Volatility – What to Expect and How to Act


By Zac Ritchey, Senior Wealth Advisor, CFP®

I recently gave an annual presentation to the 401(k) participants I advise. I always try to explain risk tolerance and investing to my audience in an easily understandable way. For most of the participants, investing in their 401(k) has been their only experience investing, so their knowledge of investing as a whole is limited.

Instead of verbally trying to explain market volatility and risk tolerance, I came across a simple image that speaks for itself. An emoji guide to investing may not be the first thing you think of, but it relays a message any investor can relate to. The non-emotional investor – the steady emoji below – who sticks to a plan and knows their risk tolerance has the highest probability for long term success.

guide to investing


Keeping the image above in mind, how can you prepare yourself for volatility? Human beings have short memories, especially when it comes to investing. When everything is going great in the low market volatility investors seem to forget and tend to get more aggressive with their investments. The reverse is true as well: when everything is going badly in the market coupled with high market volatility, investors suddenly become more conservative.

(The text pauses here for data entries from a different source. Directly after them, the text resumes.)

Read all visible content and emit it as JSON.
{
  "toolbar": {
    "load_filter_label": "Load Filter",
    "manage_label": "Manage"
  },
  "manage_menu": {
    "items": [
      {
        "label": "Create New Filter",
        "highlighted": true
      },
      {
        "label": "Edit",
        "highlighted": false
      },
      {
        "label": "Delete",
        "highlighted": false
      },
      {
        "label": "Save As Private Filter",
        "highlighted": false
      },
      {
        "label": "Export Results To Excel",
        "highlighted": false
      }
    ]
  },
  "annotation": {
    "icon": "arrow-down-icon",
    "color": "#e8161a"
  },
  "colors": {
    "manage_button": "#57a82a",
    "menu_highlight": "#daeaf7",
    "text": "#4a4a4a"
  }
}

A successful active investor should do the exact opposite. Let’s take a look at what history shows us. The chart below shows the number of +/- 1 percent or greater one day moves in the market per year (dark blue being up days and light blue being down days):

chart by scott kubie

Chart created by Scott Kubie, Senior Investment Strategist at Carson Wealth

When you look at the chart the first thing you may notice is the average number of +/- 1 percent or greater one day moves in the market: 68. It seems like a lot, especially since the past seven out of eight years have not reached the average.

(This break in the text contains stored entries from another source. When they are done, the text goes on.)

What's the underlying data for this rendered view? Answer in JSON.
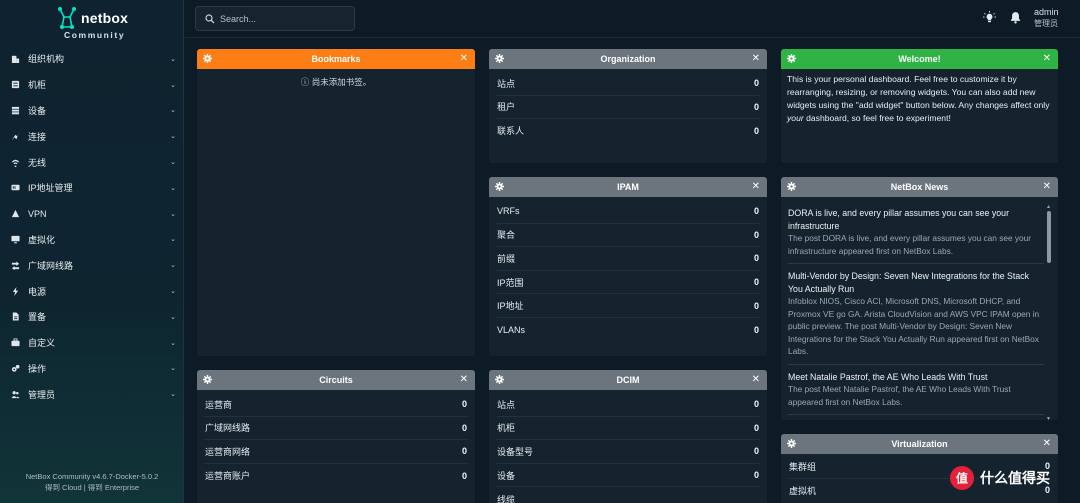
{
  "brand": {
    "name": "netbox",
    "edition": "Community"
  },
  "sidebar": {
    "items": [
      {
        "label": "组织机构",
        "icon": "building-icon"
      },
      {
        "label": "机柜",
        "icon": "rack-icon"
      },
      {
        "label": "设备",
        "icon": "server-icon"
      },
      {
        "label": "连接",
        "icon": "cable-icon"
      },
      {
        "label": "无线",
        "icon": "wifi-icon"
      },
      {
        "label": "IP地址管理",
        "icon": "counter-icon"
      },
      {
        "label": "VPN",
        "icon": "tunnel-icon"
      },
      {
        "label": "虚拟化",
        "icon": "monitor-icon"
      },
      {
        "label": "广域网线路",
        "icon": "transit-icon"
      },
      {
        "label": "电源",
        "icon": "flash-icon"
      },
      {
        "label": "置备",
        "icon": "file-document-icon"
      },
      {
        "label": "自定义",
        "icon": "toolbox-icon"
      },
      {
        "label": "操作",
        "icon": "cogs-icon"
      },
      {
        "label": "管理员",
        "icon": "account-group-icon"
      }
    ],
    "footer_line1": "NetBox Community v4.6.7-Docker-5.0.2",
    "footer_line2": "得到 Cloud | 得到 Enterprise"
  },
  "topbar": {
    "search_placeholder": "Search...",
    "username": "admin",
    "role": "管理员"
  },
  "widgets": {
    "bookmarks": {
      "title": "Bookmarks",
      "empty": "尚未添加书签。"
    },
    "organization": {
      "title": "Organization",
      "rows": [
        {
          "label": "站点",
          "value": "0"
        },
        {
          "label": "租户",
          "value": "0"
        },
        {
          "label": "联系人",
          "value": "0"
        }
      ]
    },
    "welcome": {
      "title": "Welcome!",
      "text_a": "This is your personal dashboard. Feel free to customize it by rearranging, resizing, or removing widgets. You can also add new widgets using the \"add widget\" button below. Any changes affect only ",
      "text_em": "your",
      "text_b": " dashboard, so feel free to experiment!"
    },
    "ipam": {
      "title": "IPAM",
      "rows": [
        {
          "label": "VRFs",
          "value": "0"
        },
        {
          "label": "聚合",
          "value": "0"
        },
        {
          "label": "前缀",
          "value": "0"
        },
        {
          "label": "IP范围",
          "value": "0"
        },
        {
          "label": "IP地址",
          "value": "0"
        },
        {
          "label": "VLANs",
          "value": "0"
        }
      ]
    },
    "news": {
      "title": "NetBox News",
      "items": [
        {
          "title": "DORA is live, and every pillar assumes you can see your infrastructure",
          "text": "The post DORA is live, and every pillar assumes you can see your infrastructure appeared first on NetBox Labs."
        },
        {
          "title": "Multi-Vendor by Design: Seven New Integrations for the Stack You Actually Run",
          "text": "Infoblox NIOS, Cisco ACI, Microsoft DNS, Microsoft DHCP, and Proxmox VE go GA. Arista CloudVision and AWS VPC IPAM open in public preview. The post Multi-Vendor by Design: Seven New Integrations for the Stack You Actually Run appeared first on NetBox Labs."
        },
        {
          "title": "Meet Natalie Pastrof, the AE Who Leads With Trust",
          "text": "The post Meet Natalie Pastrof, the AE Who Leads With Trust appeared first on NetBox Labs."
        }
      ]
    },
    "circuits": {
      "title": "Circuits",
      "rows": [
        {
          "label": "运营商",
          "value": "0"
        },
        {
          "label": "广域网线路",
          "value": "0"
        },
        {
          "label": "运营商网络",
          "value": "0"
        },
        {
          "label": "运营商账户",
          "value": "0"
        }
      ]
    },
    "dcim": {
      "title": "DCIM",
      "rows": [
        {
          "label": "站点",
          "value": "0"
        },
        {
          "label": "机柜",
          "value": "0"
        },
        {
          "label": "设备型号",
          "value": "0"
        },
        {
          "label": "设备",
          "value": "0"
        },
        {
          "label": "线缆",
          "value": ""
        }
      ]
    },
    "virtualization": {
      "title": "Virtualization",
      "rows": [
        {
          "label": "集群组",
          "value": "0"
        },
        {
          "label": "虚拟机",
          "value": "0"
        }
      ]
    }
  },
  "watermark": {
    "text": "什么值得买",
    "icon": "zhi-icon"
  },
  "colors": {
    "background": "#0d1b27",
    "card": "#15232f",
    "header_grey": "#6c757d",
    "header_orange": "#fd7e14",
    "header_green": "#2fb344"
  }
}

2017 was the lowest in history and provided 20 percent plus return for the market, while 2008 had the most in history when the markets saw a near 40 percent decline.

My advice to investors is to realize times of high market volatility nearly always follow times of low volatility. Accept that there is going to be market volatility, and it will come in different forms each and every year. Know your risk tolerance and stick to your plan and you can survive the rollercoaster of emojis!